I tend to be very Italian in my cooking... Less ethnicity, more ethos... One meal blends into the next, and the next, and the next ;) Saves a lot of effort & money.

Most recently it was shimp Po'boys, turned jambalaya, turned stuffed peppers. Leftovers are frozen. Some of the peppers I'll just eat later, but I'll probably cook the rest down & turn it into clam sauce or seafood Gaspacho or stuffing or something.

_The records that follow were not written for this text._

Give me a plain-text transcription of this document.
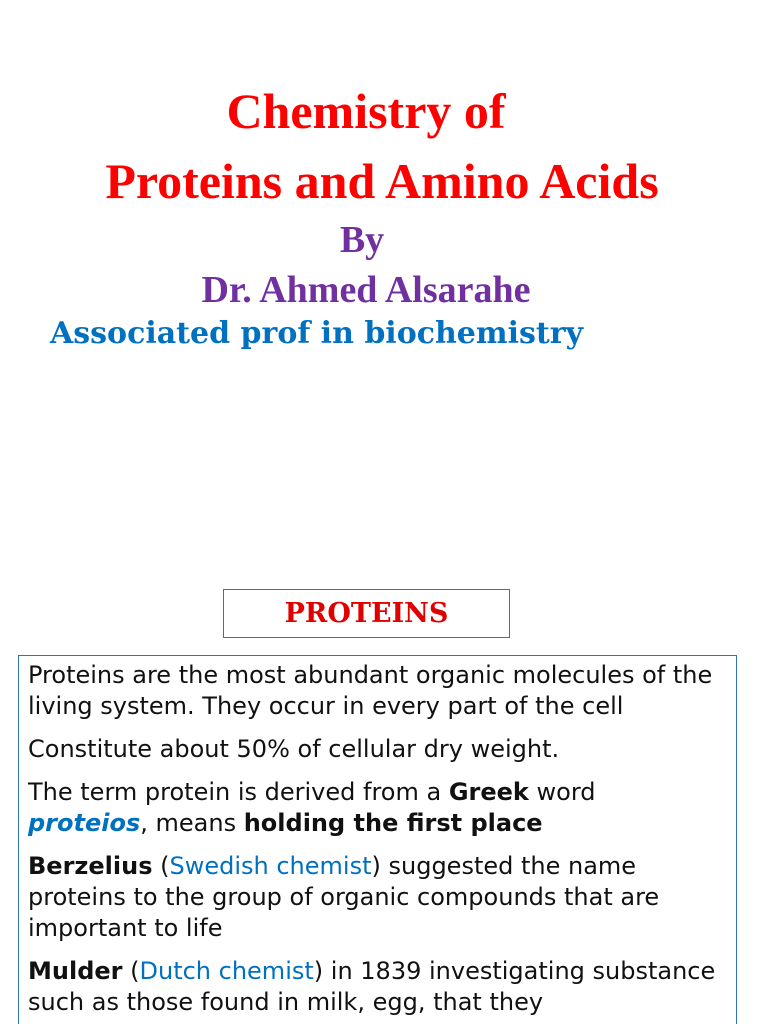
Chemistry of
Proteins and Amino Acids
By
Dr. Ahmed Alsarahe
Associated prof in biochemistry
PROTEINS

Proteins are the most abundant organic molecules of the living system. They occur in every part of the cell

Constitute about 50% of cellular dry weight.

The term protein is derived from a Greek word
proteios, means holding the first place

Berzelius (Swedish chemist) suggested the name proteins to the group of organic compounds that are important to life

Mulder (Dutch chemist) in 1839 investigating substance such as those found in milk, egg, that they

The hardest thing for me is to start cooking. Once I start? I've got food for a week. If I don't start? Living off fruity pebbles & a spoon in the almond butter. Don't mix those, btw. It's gross. Colorful, but gross.
 
We had leftover cheese fondue...how does that happen? It wasn't anything fancy. It was my "kid friendly" version... a combo of swiss, gruyere, some white cheddar and a little gouda made with apple juice instead of wine.

I reheated it the next day and poured it over macaroni noodles... OMG. I may have to make that on purpose sometime with the grown-up fondue.
 
Lately, I have been buying a product I find in the Asian section of Coles supermarket (in Australia). It's in the Indian sub-section. A product called The Spice Tailor by Anjum Anand. It is a cardboard pack with three envelopes. All Indian curries. Very very yum. All you need to add is some kind of meat and vegies. It costs about $5 a pack and that feeds three people with lots of sauce. My favourites are Keralan Coconut Curry , Tikka Masala and Punjabi Curry. I think there's about ten different ones and I like them all. Just as good as a meal out.
 
Had some leftovers from a birthday party. Threw all the left over ingredients (onions, mushrooms, boiled ham, salami, paprika, corn and cocktail tomatoes) in one pot. I browned everything, added sieved tomatoes, some spices (sugar, salt, pepper, basilikum, oregano, chili, hot paprica, parsley) and also added some waiter and made it boil. ...then I added some pasta and cooked everything until the pasta was fine to eat.
 
@FridayJones Why can't you eat cheese anymore because of PTSD? Is it to do with meds (MAO inhibitors)

Bugger. Cheese is a gift. Yesterday I got food organised and bought a chicken, chopped it into pieces because I like the ribby bits and cooked coated in Tandoori paste. (I hate chopping up a chicken, really hate it). I also bought a triangle of blue vein cheese and will crumble some of that into greek yoghurt for a dressing.

Yep. Orgasm city.
 
@Flossy... Unfortunately, a common side effect of stress is dairy intollerance. Tends to start off with lactose intollerance, and then progresses on to no longer manufacturing any of the enzymes to break down the other milk sugars, proteins, & lipids. Repeated exposure to indigestible foods then tends to trigger allergies to them. I'm so sensitive to dairy, now, I can't eat just about anything that's not kosher or vegan. Even (non-kosher) meats that have been transported usually have casein (a milk protein) added to them to help retain color & flavor. The "tell" is whenever anything says "natural flavors"? It's usually a milk product. There's milk based stuff in 1,000 things I'd never have thought of. Calcium lactate to aid in free flowing in spices, calcium propionate in breads as a preservative... And nearly none of them have to list dairy as an ingredient if it's a sourced protein, sugar, fat, or mineral... Or as long as they have the 'natural juices' or 'natural flavors' tag on it. LOL. I've made a whole heckuva lot of phone calls over the past few years. Maybe 1:150 are dairy free.

I suppose I'd rather get violently ill from eating dairy than lose my hair or develop ulcers or cardiac problems. Maaaaaybe. ;) This is butter we're talking about, here!